2018 Mercedes AMG E63 S Wagon
Wagons are endangered. They have been for awhile. That might explain why there are only 20 available examples of this Mercedes nationwide – that includes all years.
If you want a sedan, easy, you can grab them all day long for $10k less (or more if you really shop around). And you might think “Special car. Miles kept down.” But that’s missing the point of a car like this. Let’s take a peek:
- 87,216 miles
- Three owners
- Lived in Alabama, Florida and California. This Merc comes with its own passport.
- The high (ish) price of $66,990
- The correct V-8. None of that V-6 crap here.
- Proper blue/white color scheme
This is an awesome car. A wagon with a drift mode setting, a 0-60 time of 3 seconds flat, and the ability to pull a full G on the skid pad, the E63 AMG wagon could have me baiting Corvettes and M5s at every stoplight.

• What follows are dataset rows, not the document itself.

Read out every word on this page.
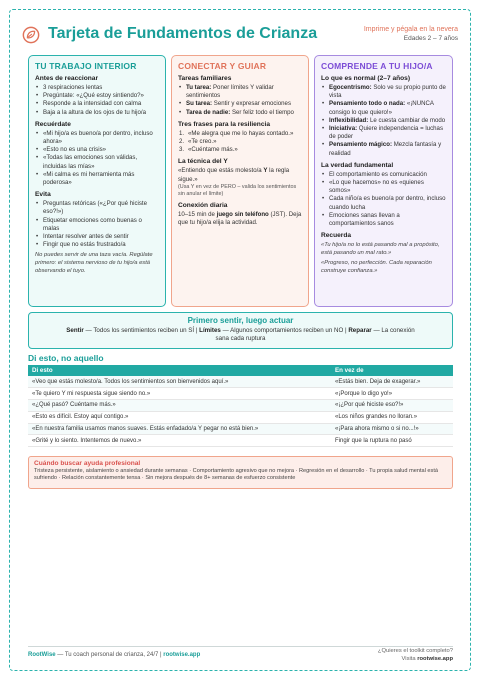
Tarjeta de Fundamentos de Crianza	Imprime y pégala en la nevera
Edades 2 – 7 años
TU TRABAJO INTERIOR
Antes de reaccionar
• 3 respiraciones lentas
• Pregúntate: «¿Qué estoy sintiendo?»
• Responde a la intensidad con calma
• Baja a la altura de los ojos de tu hijo/a
Recuérdate
• «Mi hijo/a es bueno/a por dentro, incluso ahora»
• «Esto no es una crisis»
• «Todas las emociones son válidas, incluidas las mías»
• «Mi calma es mi herramienta más poderosa»
Evita
• Preguntas retóricas («¿Por qué hiciste eso?!»)
• Etiquetar emociones como buenas o malas
• Intentar resolver antes de sentir
• Fingir que no estás frustrado/a
No puedes servir de una taza vacía. Regúlate primero: el sistema nervioso de tu hijo/a está observando el tuyo.
CONECTAR Y GUIAR
Tareas familiares
• Tu tarea: Poner límites Y validar sentimientos
• Su tarea: Sentir y expresar emociones
• Tarea de nadie: Ser feliz todo el tiempo
Tres frases para la resiliencia
1. «Me alegra que me lo hayas contado.»
2. «Te creo.»
3. «Cuéntame más.»
La técnica del Y
«Entiendo que estás molesto/a Y la regla sigue.»
(Usa Y en vez de PERO – valida los sentimientos sin anular el límite)
Conexión diaria
10–15 min de juego sin teléfono (JST). Deja que tu hijo/a elija la actividad.
COMPRENDE A TU HIJO/A
Lo que es normal (2–7 años)
• Egocentrismo: Solo ve su propio punto de vista
• Pensamiento todo o nada: «¡NUNCA consigo lo que quiero!»
• Inflexibilidad: Le cuesta cambiar de modo
• Iniciativa: Quiere independencia = luchas de poder
• Pensamiento mágico: Mezcla fantasía y realidad
La verdad fundamental
• El comportamiento es comunicación
• «Lo que hacemos» no es «quienes somos»
• Cada niño/a es bueno/a por dentro, incluso cuando lucha
• Emociones sanas llevan a comportamientos sanos
Recuerda
«Tu hijo/a no lo está pasando mal a propósito, está pasando un mal rato.»
«Progreso, no perfección. Cada reparación construye confianza.»
Primero sentir, luego actuar
Sentir — Todos los sentimientos reciben un SÍ | Límites — Algunos comportamientos reciben un NO | Reparar — La conexión sana cada ruptura
Di esto, no aquello
Di esto	En vez de
«Veo que estás molesto/a. Todos los sentimientos son bienvenidos aquí.»	«Estás bien. Deja de exagerar.»
«Te quiero Y mi respuesta sigue siendo no.»	«¡Porque lo digo yo!»
«¿Qué pasó? Cuéntame más.»	«¡¿Por qué hiciste eso?!»
«Esto es difícil. Estoy aquí contigo.»	«Los niños grandes no lloran.»
«En nuestra familia usamos manos suaves. Estás enfadado/a Y pegar no está bien.»	«¡Para ahora mismo o si no...!»
«Grité y lo siento. Intentemos de nuevo.»	Fingir que la ruptura no pasó
Cuándo buscar ayuda profesional
Tristeza persistente, aislamiento o ansiedad durante semanas · Comportamiento agresivo que no mejora · Regresión en el desarrollo · Tu propia salud mental está sufriendo · Relación constantemente tensa · Sin mejora después de 8+ semanas de esfuerzo consistente
RootWise — Tu coach personal de crianza, 24/7 | rootwise.app
¿Quieres el toolkit completo?
Visita rootwise.app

Mercedes sells perhaps 40 of these per year. It’s their lowest-volume car sold in the United States, and it will be dead by the end of the year. The fact that a reputable Porsche dealer is selling only helps the cause.
What to look for in a Mercedes AMG E63 S Wagon
This is the W213 generation. There aren’t enough wagons for a true sample case, but we can look to the E63 AMG sedan, which has identical running gear.
I must be honest, this is actually a very reliable car. As in, Toyota-levels of reliable. Check this list, which I really had to hunt for:
- The windshield wipers might stop working
- The passenger airbag may not deploy (recalled)
- Front seat welding may fail (recalled)
- Seat belt tensioner (again, recalled)
- Oil lines for the engine may leak (yup, recalled)
Now don’t go in my inbox hot, telling me this is crap and Mercedes are overly complex cars like other German brands. This is true, but perhaps the Mercedes AMG E63 S Wagon caters to a group of people that take care of the car. It’s certainty well-built.
High price, high class
We’ve come to the part of the article where I talk about the “catch”, and perhaps plucking down nearly $70,000 for a car with 87,000 miles seems foolish. That’s pretty much new X3 M money, which also comes with a warranty and that new car smell. This W213 might whiff of wet dog for all we know.
As the mailbag said Friday, wagons are cool, rare, and dying quickly. Mercedes has already admitted that all wagons will be gone by 2030, the AMG E 63 S will be gone by the time the calendar says 2024.
With such high mileage, we can justify using it as a daily driver without fear of financial ruin. Even run into the ground, I’m willing to bet the price never goes below $20,000.
No accidents, service records, bullet proof reliability, and rarity. What could possibly go wrong. Want to talk me out of it?